実験的なドライアイは、炎症性サイトカインとMMP-9の産生を刺激し、眼表面のMAPKシグナル伝達経路を活性化します

目的：マウスで実験的に誘導されたドライアイがマイトジェン活性化プロテインキナーゼ（MAPK）シグナル伝達経路、C-Jun N末端キナーゼ（JNK）、細胞外調節キナーゼ（ERK）、およびp38を活性化し、眼表面炎症を刺激するかどうかを評価するために。 方法：6〜8週間の129SVEV/CD-1混合マウスを、全身性スコポラミンで治療し、4時間から10日間までさまざまな長さの長さの空気ドラフトに曝露しました。未処理のマウスをコントロールとして使用しました。涙液洗浄剤および角膜および結膜上皮におけるIL-1BETAおよびTNF-alphaの濃度は、ELISAによって測定されました。涙液中のMMP-9はザイモグラフィによって評価され、角膜と結膜のゼラチナーゼ活性はin situザイモグラフィによって決定されました。角膜および結膜上皮は、MAPK抗体を伴うウエスタンブロットのRIPA緩衝液で溶解したか、総RNAの抽出のために4 Mグアニジウムチオシアン酸溶液で溶解しました。および遺伝子アレイ。 結果：年齢が一致した対照被験者、涙液液中のIL-1BETAおよびMMP-9の濃度、および角膜および結膜上皮におけるIL-1BETAおよびTNF-alphaおよびゼラチノリ溶解活性の濃度と比較して、有意に増加しました。5日または10日後にドライアイを誘発する治療を受けているマウス。角膜および結膜上皮によるIL-1BETA、TNF-alpha、およびMMP-9 mRNAの発現も、5日間または10日間処理したマウスで刺激されました。角膜および結膜上皮におけるリン酸化JNK1/2、ERK1/2、およびp38 MAPKのレベルは、治療後4時間で著しく増加し、5日まで上昇しました。 結論：実験的なドライアイは、IL-1BETA、TNF-alpha、およびMMP-9の発現と産生を刺激し、眼表面のMAPKシグナル伝達経路を活性化します。マップは、炎症性サイトカインとMMPの産生を刺激することが知られており、ドライアイ疾患の病因に関係しているこれらの要因の誘導に重要な役割を果たすことができます。

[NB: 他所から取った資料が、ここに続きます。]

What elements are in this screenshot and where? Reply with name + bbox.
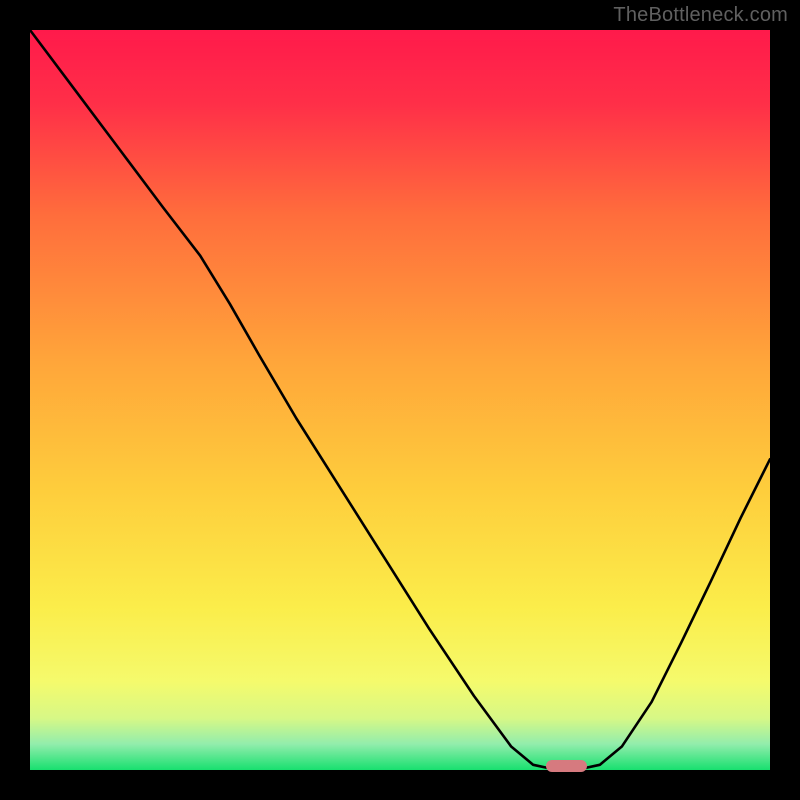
plot-area — [30, 30, 770, 770]
watermark-text: TheBottleneck.com — [613, 4, 788, 27]
chart-container: TheBottleneck.com — [0, 0, 800, 800]
optimal-marker — [546, 760, 587, 772]
bottleneck-curve — [30, 30, 770, 770]
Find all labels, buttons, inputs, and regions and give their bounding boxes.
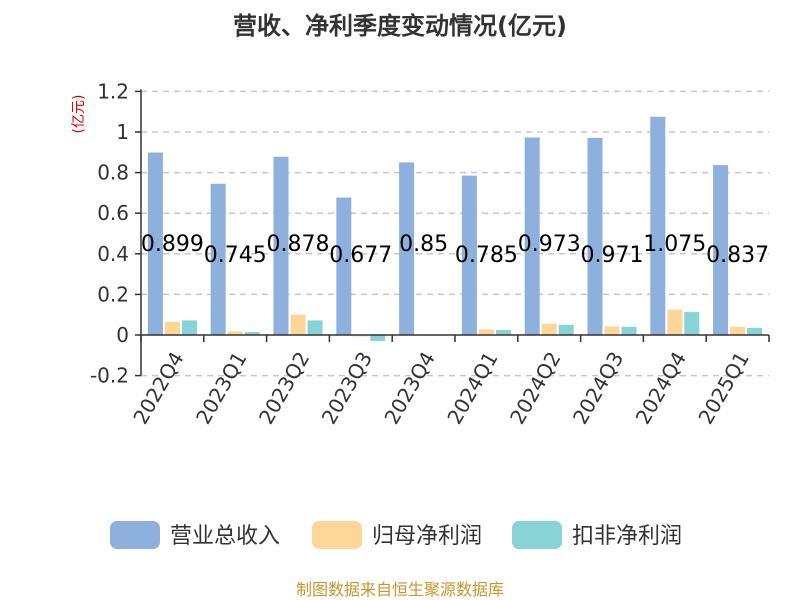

PURPOSE: To evaluate whether experimentally induced dry eye in mice activates mitogen-activated protein kinase (MAPK) signaling pathways, c-Jun N-terminal kinases (JNK), extracellular-regulated kinases (ERK), and p38 and stimulates ocular surface inflammation. METHODS: 129SvEv/CD-1 mixed mice aged 6 to 8 weeks were treated with systemic scopolamine and exposure to an air draft for different lengths of time, from 4 hours to 10 days. Untreated mice were used as the control. The concentrations of IL-1beta and TNF-alpha in tear fluid washings and in corneal and conjunctival epithelia were measured by ELISA. MMP-9 in tear washings was evaluated by zymography, and gelatinase activity in the cornea and conjunctiva was determined by in situ zymography. Corneal and conjunctival epithelia were lysed in RIPA buffer for Western blot with MAPK antibodies, or they were lysed in 4 M guanidium thiocyanate solution for extraction of total RNA, which was used to determine gene expression by semiquantitative RT-PCR, real-time PCR, and gene array. RESULTS: Compared with those in age-matched control subjects, the concentrations of IL-1beta and MMP-9 in tear fluid washings and the concentrations of IL-1beta and TNF-alpha and gelatinolytic activity in the corneal and conjunctival epithelia were significantly increased in mice receiving treatments to induce dry eye after 5 or 10 days. The expression of IL-1beta, TNF-alpha, and MMP-9 mRNA by the corneal and conjunctival epithelia was also stimulated in mice treated for 5 or 10 days. The levels of phosphorylated JNK1/2, ERK1/2, and p38 MAPKs in the corneal and conjunctival epithelia were markedly increased as early as 4 hours after treatment, and they remained elevated up to 5 days. CONCLUSIONS: Experimental dry eye stimulates expression and production of IL-1beta, TNF-alpha, and MMP-9 and activates MAPK signaling pathways on the ocular surface. MAPKs are known to stimulate the production of inflammatory cytokines and MMPs, and they could play an important role in the induction of these factors that have been implicated in the pathogenesis of dry eye disease.